The linked fly.io article discusses why containers aren't a good fit for sandboxes that need persistent state and how sprites.dev addresses the challenges.
I read the linked fly article and didn't see where it's mentioned why containers aren't a good fit for sandboxes that need persistent state. You can definitely do all the same snapshoting directly on your local docker volumes, although granted you'd need zfs or lvm backed volumes (which is probably what sprites do under the hood).

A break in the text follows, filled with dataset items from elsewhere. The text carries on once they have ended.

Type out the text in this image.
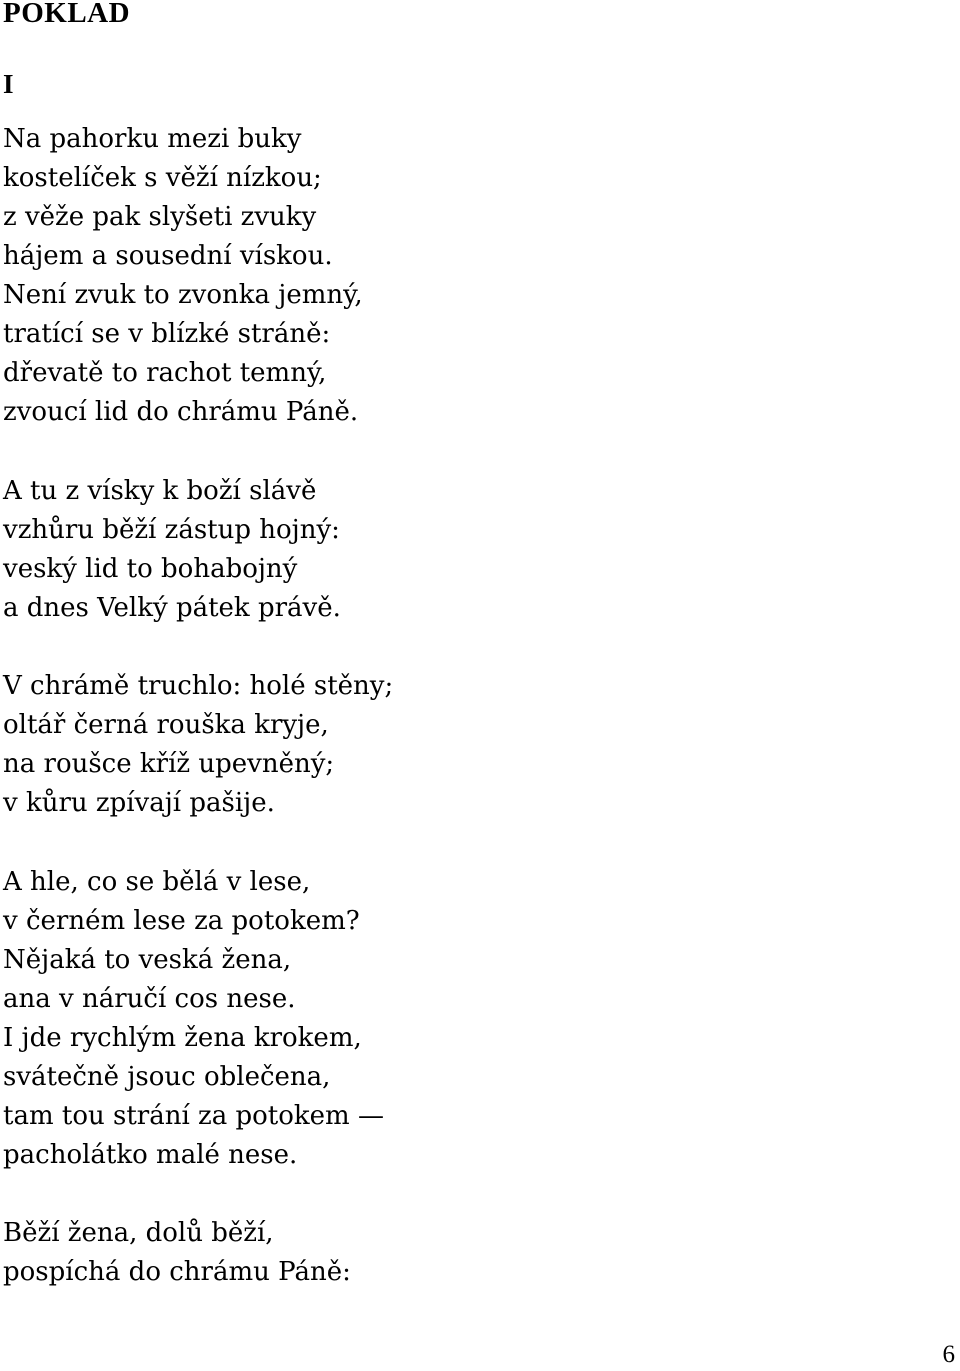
POKLAD
I
Na pahorku mezi buky
kostelíček s věží nízkou;
z věže pak slyšeti zvuky
hájem a sousední vískou.
Není zvuk to zvonka jemný,
tratící se v blízké stráně:
dřevatě to rachot temný,
zvoucí lid do chrámu Páně.
A tu z vísky k boží slávě
vzhůru běží zástup hojný:
veský lid to bohabojný
a dnes Velký pátek právě.
V chrámě truchlo: holé stěny;
oltář černá rouška kryje,
na roušce kříž upevněný;
v kůru zpívají pašije.
A hle, co se bělá v lese,
v černém lese za potokem?
Nějaká to veská žena,
ana v náručí cos nese.
I jde rychlým žena krokem,
svátečně jsouc oblečena,
tam tou strání za potokem —
pacholátko malé nese.
Běží žena, dolů běží,
pospíchá do chrámu Páně:
6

I think there are tradeoffs here. Maybe your one person vibe coded app doesn't need any change management, IaC, any of that. No docker file, start with whatever docker file fly wrote for you, beat it with an agent until it works enough. And it's pretty cool that you can then just serve it directly. Is it dev or prod? Yes.
On the other hand, I really don't think editing php files over ftp in prod was ahead of it's time -- I was there, man, and it sucked. I just know I'll be really confused about why something doesn't work eventually and wish I had some tracking of what changed over time. I want my IDE. I want VCS!
Maybe it's concerns about docker chroot escape? I'm not sure what the current consensus is on how "secure" docker is, but in the past I've heard you shouldn't assume an app in a container is fully isolated from the "host" system.